Chuck Lever III <chuck.lever@xxxxxxxxxx> · Fri, 20 Aug 2021 15:12:04 +0000

> On Aug 16, 2021, at 9:26 AM, Chuck Lever III <chuck.lever@xxxxxxxxxx> wrote:
> 
>> On Aug 12, 2021, at 2:13 PM, Timo Rothenpieler <timo@xxxxxxxxxxxxxxxx> wrote:
>> 
>> On 11.08.2021 19:30, Chuck Lever III wrote:
>>>> On Aug 11, 2021, at 12:20 PM, Timo Rothenpieler <timo@xxxxxxxxxxxxxxxx> wrote:
>>>> 
>>>> resulting dmesg and trace logs of both client and server are attached.
>>>> 
>>>> Test procedure:
>>>> 
>>>> - start tracing on client and server
>>>> - mount NFS on client
>>>> - immediately run 'xfs_io -fc "copy_range testfile" testfile.copy' (which succeeds)
>>>> - wait 10~15 minutes for the backchannel to time out (still running 5.12.19 with the fix for that reverted)
>>>> - run xfs_io command again, getting stuck now
>>>> - let it sit there stuck for a minute, then cancel it
>>>> - run the command again
>>>> - while it's still stuck, finished recording the logs and traces
>>> The server tries to send CB_OFFLOAD when the offloaded copy
>>> completes, but finds the backchannel transport is not connected.
>>> The server can't report the problem until the client sends a
>>> SEQUENCE operation, but there's really no other traffic going
>>> on, so it just waits.
>>> The client eventually sends a singleton SEQUENCE to renew its
>>> lease.

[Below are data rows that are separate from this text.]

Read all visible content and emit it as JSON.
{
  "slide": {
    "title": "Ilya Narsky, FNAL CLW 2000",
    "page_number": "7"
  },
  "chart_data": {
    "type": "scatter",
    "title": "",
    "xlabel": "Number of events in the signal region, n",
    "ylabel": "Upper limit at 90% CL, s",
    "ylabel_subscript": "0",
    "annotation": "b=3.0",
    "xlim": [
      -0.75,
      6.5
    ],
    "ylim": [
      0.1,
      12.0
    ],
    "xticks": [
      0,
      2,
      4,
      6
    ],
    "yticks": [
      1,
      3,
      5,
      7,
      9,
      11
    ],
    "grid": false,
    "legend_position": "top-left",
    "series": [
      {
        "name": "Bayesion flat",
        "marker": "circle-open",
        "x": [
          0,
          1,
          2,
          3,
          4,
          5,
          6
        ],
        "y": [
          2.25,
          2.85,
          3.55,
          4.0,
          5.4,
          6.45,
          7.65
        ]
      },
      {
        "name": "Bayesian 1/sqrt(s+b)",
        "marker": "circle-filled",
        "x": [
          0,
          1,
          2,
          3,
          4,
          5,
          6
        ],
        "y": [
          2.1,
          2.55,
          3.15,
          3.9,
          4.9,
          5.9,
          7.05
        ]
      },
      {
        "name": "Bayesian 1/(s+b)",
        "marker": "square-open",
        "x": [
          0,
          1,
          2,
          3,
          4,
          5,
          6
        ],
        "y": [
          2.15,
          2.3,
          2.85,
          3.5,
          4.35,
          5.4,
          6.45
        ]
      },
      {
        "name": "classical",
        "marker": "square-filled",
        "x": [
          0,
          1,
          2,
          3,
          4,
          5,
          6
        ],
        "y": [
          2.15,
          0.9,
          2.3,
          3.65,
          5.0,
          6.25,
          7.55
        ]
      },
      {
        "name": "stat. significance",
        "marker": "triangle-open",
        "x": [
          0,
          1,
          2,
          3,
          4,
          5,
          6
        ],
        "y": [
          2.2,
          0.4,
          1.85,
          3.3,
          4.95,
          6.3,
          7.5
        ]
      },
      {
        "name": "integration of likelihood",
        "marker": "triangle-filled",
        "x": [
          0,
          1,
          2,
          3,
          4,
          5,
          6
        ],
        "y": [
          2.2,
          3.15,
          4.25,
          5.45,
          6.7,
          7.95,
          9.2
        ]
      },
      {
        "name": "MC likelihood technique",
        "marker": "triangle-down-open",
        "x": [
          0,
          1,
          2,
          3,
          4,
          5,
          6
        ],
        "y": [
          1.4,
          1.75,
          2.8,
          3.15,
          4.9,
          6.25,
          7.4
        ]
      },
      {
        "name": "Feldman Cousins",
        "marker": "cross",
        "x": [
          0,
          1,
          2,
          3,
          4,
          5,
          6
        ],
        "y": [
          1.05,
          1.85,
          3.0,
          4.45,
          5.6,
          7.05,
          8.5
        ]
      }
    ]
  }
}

The server replies with the SEQ4_STATUS_BACKCHANNEL_FAULT
>>> flag set at that point. Client's recovery is to destroy that
>>> session and create a new one. That appears to be successful.
>> 
>> If it re-created the session and the backchannel, shouldn't that mean that after I cancel the first stuck xfs_io command, and try it again immediately (before the backchannel had a chance to timeout again) it should work?
> 
> I would guess that yes, subsequent COPY_OFFLOAD requests
> should work unless the backchannel has already timed out
> again.
> 
> I was about to use your reproducer myself, but a storm
> came through on Thursday and knocked out my power and
> internet. I'm still waiting for restoration.
> 
> Once power is restored I can chase this a little more
> efficiently in my lab.

OK, I think the issue with this reproducer was resolved
completely with 6820bf77864d.

I went back and reviewed the traces from when the client got
stuck after a long uptime. This looks very different from
what we're seeing with 6820bf77864d. It involves CB_PATH_DOWN
and BIND_CONN_TO_SESSION, which is a different scenario. Long
story short, I don't think we're getting any more value by
leaving 6820bf77864d reverted.

Can you re-apply that commit on your server, and then when
the client hangs again, please capture with:

# trace-cmd record -e nfsd -e sunrpc -e rpcrdma

I'd like to see why the client's BIND_CONN_TO_SESSION fails
to repair the backchannel session.

--
Chuck Lever